If we neglect transportation, we end up paying in so many other ways. We pay in lost productivity. We pay by sitting in traffic on some sections of 495 that look a lot more like a parking lot than they look like a highway. We pay in an underemployed, immobilized workforce. We pay in damage to our environment.
And so this session we will be asking the people of our State to help us move forward in this regard. But we can’t do it alone. We need your help.
CROSSING THE DELTA OF OPPORTUNITY
We are in better shape than other states, but one of the great things about this Tech Council is that you don’t settle for “better” – and in your state government neither do we. Better isn’t good enough.

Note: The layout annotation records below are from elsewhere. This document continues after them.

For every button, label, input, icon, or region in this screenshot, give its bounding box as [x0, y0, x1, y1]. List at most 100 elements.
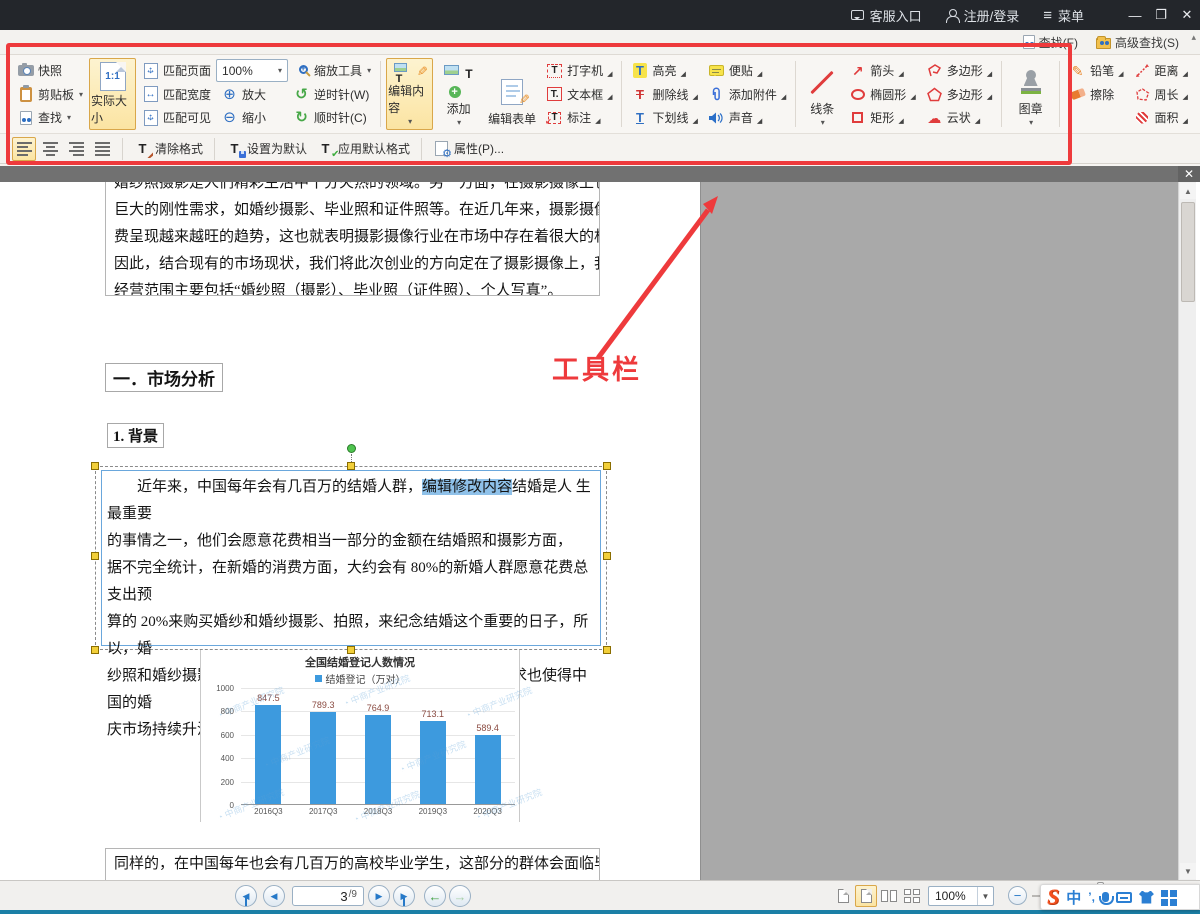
- selected-text[interactable]: 编辑修改内容: [422, 479, 512, 495]
- pencil-button[interactable]: ✎ 铅笔◢: [1064, 59, 1128, 82]
- area-button[interactable]: 面积◢: [1129, 106, 1193, 129]
- top-paragraph-box[interactable]: 婚纱照摄影是人们精彩生活中十分火热的领域。另一方面，在摄影摄像上也存在着 巨大的…: [105, 182, 600, 296]
- add-button[interactable]: T + 添加 ▾: [435, 58, 482, 130]
- bottom-paragraph-box[interactable]: 同样的，在中国每年也会有几百万的高校毕业学生，这部分的群体会面临毕: [105, 848, 600, 880]
- maximize-button[interactable]: ❐: [1148, 0, 1174, 30]
- clear-format-button[interactable]: T 清除格式: [129, 137, 208, 160]
- rectangle-button[interactable]: 矩形◢: [844, 106, 920, 129]
- rotate-ccw-button[interactable]: ↺ 逆时针(W): [288, 83, 376, 106]
- close-button[interactable]: ✕: [1174, 0, 1200, 30]
- vertical-scrollbar[interactable]: ▲ ▼: [1178, 182, 1196, 880]
- back-view-button[interactable]: ←: [424, 885, 446, 907]
- properties-button[interactable]: 属性(P)...: [428, 137, 509, 160]
- customer-service-label: 客服入口: [870, 6, 922, 25]
- skin-icon[interactable]: [1139, 891, 1154, 904]
- resize-handle-top-right[interactable]: [603, 462, 611, 470]
- snapshot-button[interactable]: 快照: [12, 59, 88, 82]
- previous-page-button[interactable]: ◀: [263, 885, 285, 907]
- zoom-out-button[interactable]: ⊖ 缩小: [216, 106, 288, 129]
- forward-view-button[interactable]: →: [449, 885, 471, 907]
- typewriter-button[interactable]: T 打字机◢: [541, 59, 617, 82]
- actual-size-button[interactable]: 1:1 实际大小: [89, 58, 136, 130]
- fit-page-button[interactable]: ↔↕ 匹配页面: [137, 59, 216, 82]
- stamp-button[interactable]: 图章 ▾: [1007, 58, 1054, 130]
- resize-handle-mid-left[interactable]: [91, 552, 99, 560]
- find-button[interactable]: 查找(F): [1016, 32, 1085, 53]
- status-zoom-select[interactable]: 100% ▼: [928, 886, 994, 906]
- edit-form-button[interactable]: ✎ 编辑表单: [484, 58, 540, 130]
- language-mode-icon[interactable]: 中: [1066, 887, 1081, 908]
- arrow-shape-button[interactable]: ↗ 箭头◢: [844, 59, 920, 82]
- resize-handle-bottom-left[interactable]: [91, 646, 99, 654]
- advanced-find-button[interactable]: 高级查找(S): [1089, 32, 1186, 53]
- edit-content-button[interactable]: T ✎ 编辑内容 ▾: [386, 58, 433, 130]
- text-box-button[interactable]: T. 文本框◢: [541, 83, 617, 106]
- sogou-logo-icon[interactable]: S: [1047, 886, 1059, 908]
- polygon-open-button[interactable]: 多边形◢: [921, 59, 997, 82]
- set-default-button[interactable]: T 设置为默认: [221, 137, 312, 160]
- clipboard-button[interactable]: 剪贴板▾: [12, 83, 88, 106]
- resize-handle-top-center[interactable]: [347, 462, 355, 470]
- scrollbar-thumb[interactable]: [1181, 202, 1195, 302]
- resize-handle-top-left[interactable]: [91, 462, 99, 470]
- close-document-icon[interactable]: ✕: [1178, 166, 1200, 182]
- sound-button[interactable]: 声音◢: [703, 106, 791, 129]
- find-tool-button[interactable]: 查找▾: [12, 106, 88, 129]
- zoom-level-select[interactable]: 100%▾: [216, 59, 288, 82]
- page-number-input[interactable]: 3 /9: [292, 886, 364, 906]
- perimeter-button[interactable]: 周长◢: [1129, 83, 1193, 106]
- align-justify-button[interactable]: [90, 137, 114, 161]
- status-zoom-out-button[interactable]: −: [1008, 886, 1027, 905]
- toolbox-icon[interactable]: [1161, 890, 1168, 897]
- rotate-selection-handle[interactable]: [347, 444, 356, 453]
- document-page[interactable]: 婚纱照摄影是人们精彩生活中十分火热的领域。另一方面，在摄影摄像上也存在着 巨大的…: [0, 182, 700, 880]
- last-page-button[interactable]: ▶: [393, 885, 415, 907]
- customer-service-button[interactable]: 客服入口: [839, 0, 934, 30]
- collapse-ribbon-icon[interactable]: ▴: [1191, 32, 1196, 43]
- register-login-button[interactable]: 注册/登录: [934, 0, 1032, 30]
- polygon-button[interactable]: 多边形◢: [921, 83, 997, 106]
- next-page-button[interactable]: ▶: [368, 885, 390, 907]
- apply-default-button[interactable]: T✔ 应用默认格式: [312, 137, 415, 160]
- soft-keyboard-icon[interactable]: [1116, 892, 1132, 903]
- strikeout-button[interactable]: T 删除线◢: [626, 83, 702, 106]
- document-viewport[interactable]: 婚纱照摄影是人们精彩生活中十分火热的领域。另一方面，在摄影摄像上也存在着 巨大的…: [0, 182, 1200, 880]
- continuous-view-button[interactable]: [855, 885, 877, 907]
- zoom-in-button[interactable]: ⊕ 放大: [216, 83, 288, 106]
- titlebar: 客服入口 注册/登录 ≡ 菜单 — ❐ ✕: [0, 0, 1200, 30]
- fit-visible-button[interactable]: ↔↕ 匹配可见: [137, 106, 216, 129]
- register-login-label: 注册/登录: [964, 6, 1020, 25]
- resize-handle-bottom-right[interactable]: [603, 646, 611, 654]
- distance-button[interactable]: 距离◢: [1129, 59, 1193, 82]
- highlight-button[interactable]: T 高亮◢: [626, 59, 702, 82]
- punctuation-mode-icon[interactable]: ’,: [1088, 890, 1095, 904]
- window-controls: — ❐ ✕: [1122, 0, 1200, 30]
- microphone-icon[interactable]: [1102, 892, 1109, 902]
- scroll-up-icon[interactable]: ▲: [1180, 183, 1196, 199]
- line-button[interactable]: 线条 ▾: [801, 58, 843, 130]
- menu-button[interactable]: ≡ 菜单: [1031, 0, 1096, 30]
- resize-handle-mid-right[interactable]: [603, 552, 611, 560]
- align-left-button[interactable]: [12, 137, 36, 161]
- callout-button[interactable]: ↙T 标注◢: [541, 106, 617, 129]
- attachment-button[interactable]: 添加附件◢: [703, 83, 791, 106]
- two-page-continuous-button[interactable]: [901, 885, 923, 907]
- align-right-button[interactable]: [64, 137, 88, 161]
- zoom-tool-button[interactable]: 缩放工具▾: [288, 59, 376, 82]
- cloud-button[interactable]: ☁ 云状◢: [921, 106, 997, 129]
- single-page-view-button[interactable]: [832, 885, 854, 907]
- eraser-button[interactable]: 擦除: [1064, 83, 1128, 106]
- ellipse-icon: [849, 86, 866, 103]
- two-page-view-button[interactable]: [878, 885, 900, 907]
- align-center-button[interactable]: [38, 137, 62, 161]
- underline-button[interactable]: T 下划线◢: [626, 106, 702, 129]
- scroll-down-icon[interactable]: ▼: [1180, 863, 1196, 879]
- zoom-tool-label: 缩放工具: [314, 62, 362, 79]
- minimize-button[interactable]: —: [1122, 0, 1148, 30]
- resize-handle-bottom-center[interactable]: [347, 646, 355, 654]
- sticky-note-button[interactable]: 便贴◢: [703, 59, 791, 82]
- rotate-cw-button[interactable]: ↻ 顺时针(C): [288, 106, 376, 129]
- ellipse-button[interactable]: 椭圆形◢: [844, 83, 920, 106]
- fit-width-button[interactable]: ↔ 匹配宽度: [137, 83, 216, 106]
- first-page-button[interactable]: ◀: [235, 885, 257, 907]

When I talk to you and your colleagues in business, time and again you tell me that to create jobs you need the combination of a highly skilled workforce, and a regulatory environment that is streamlined, stable and predictable.
Working together with the business community, we’ve launched an initiative called Maryland Made Easy to cut down on red tape so businesses can spend more time creating jobs, and less time doing paperwork.

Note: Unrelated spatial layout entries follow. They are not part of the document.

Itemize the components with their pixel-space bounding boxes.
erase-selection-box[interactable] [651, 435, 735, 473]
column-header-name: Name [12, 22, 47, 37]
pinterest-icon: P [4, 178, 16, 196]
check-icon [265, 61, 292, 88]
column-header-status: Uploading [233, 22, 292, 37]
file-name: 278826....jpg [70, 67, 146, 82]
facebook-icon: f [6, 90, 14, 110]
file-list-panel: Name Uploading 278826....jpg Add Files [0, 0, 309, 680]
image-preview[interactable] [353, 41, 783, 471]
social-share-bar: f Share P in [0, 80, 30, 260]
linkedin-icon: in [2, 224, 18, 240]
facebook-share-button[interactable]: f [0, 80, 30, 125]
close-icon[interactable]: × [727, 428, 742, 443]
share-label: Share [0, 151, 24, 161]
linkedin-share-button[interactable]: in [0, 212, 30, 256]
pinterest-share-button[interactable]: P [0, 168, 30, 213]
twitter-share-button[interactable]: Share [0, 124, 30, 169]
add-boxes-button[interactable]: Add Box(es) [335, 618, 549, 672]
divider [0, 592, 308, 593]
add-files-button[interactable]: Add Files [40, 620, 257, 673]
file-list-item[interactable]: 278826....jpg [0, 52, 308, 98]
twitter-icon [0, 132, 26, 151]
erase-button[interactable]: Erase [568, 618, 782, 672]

This session we will be asking the General Assembly to either repeal or reform more than 100 state regulations, so that together we can accelerate job creation and make our State an easier place to do business.
Another issue that you and I have discussed together is how we can cross the delta of opportunity which exists between the research dollars flowing into our state, and our ability to commercialize this research into new jobs, opportunity and economic growth.
The fact of the matter is that we rank #1 in research and development per capita but only 37th in commercialization of that research into the new jobs of the new economy.
Last year, to cross this delta, you helped us create InvestMaryland. The first tax credit auction is scheduled to take place in March, with new venture funding available to companies this summer.
This year, we will seek to further technology transfer – and build upon some groundbreaking actions currently underway at Johns Hopkins and our state universities. Our goal is to get dozens of technologies out of the labs and into the marketplace within this next year – and in the coming weeks we’ll be sharing an announcement with you on a new proposal. Stay tuned, as they say.
General Electric has a slogan “innovation today for America’s tomorrow.” Perhaps, in our case, it should be “innovation today for both today and tomorrow.” To create jobs and opportunity now, and to bring our future home to us.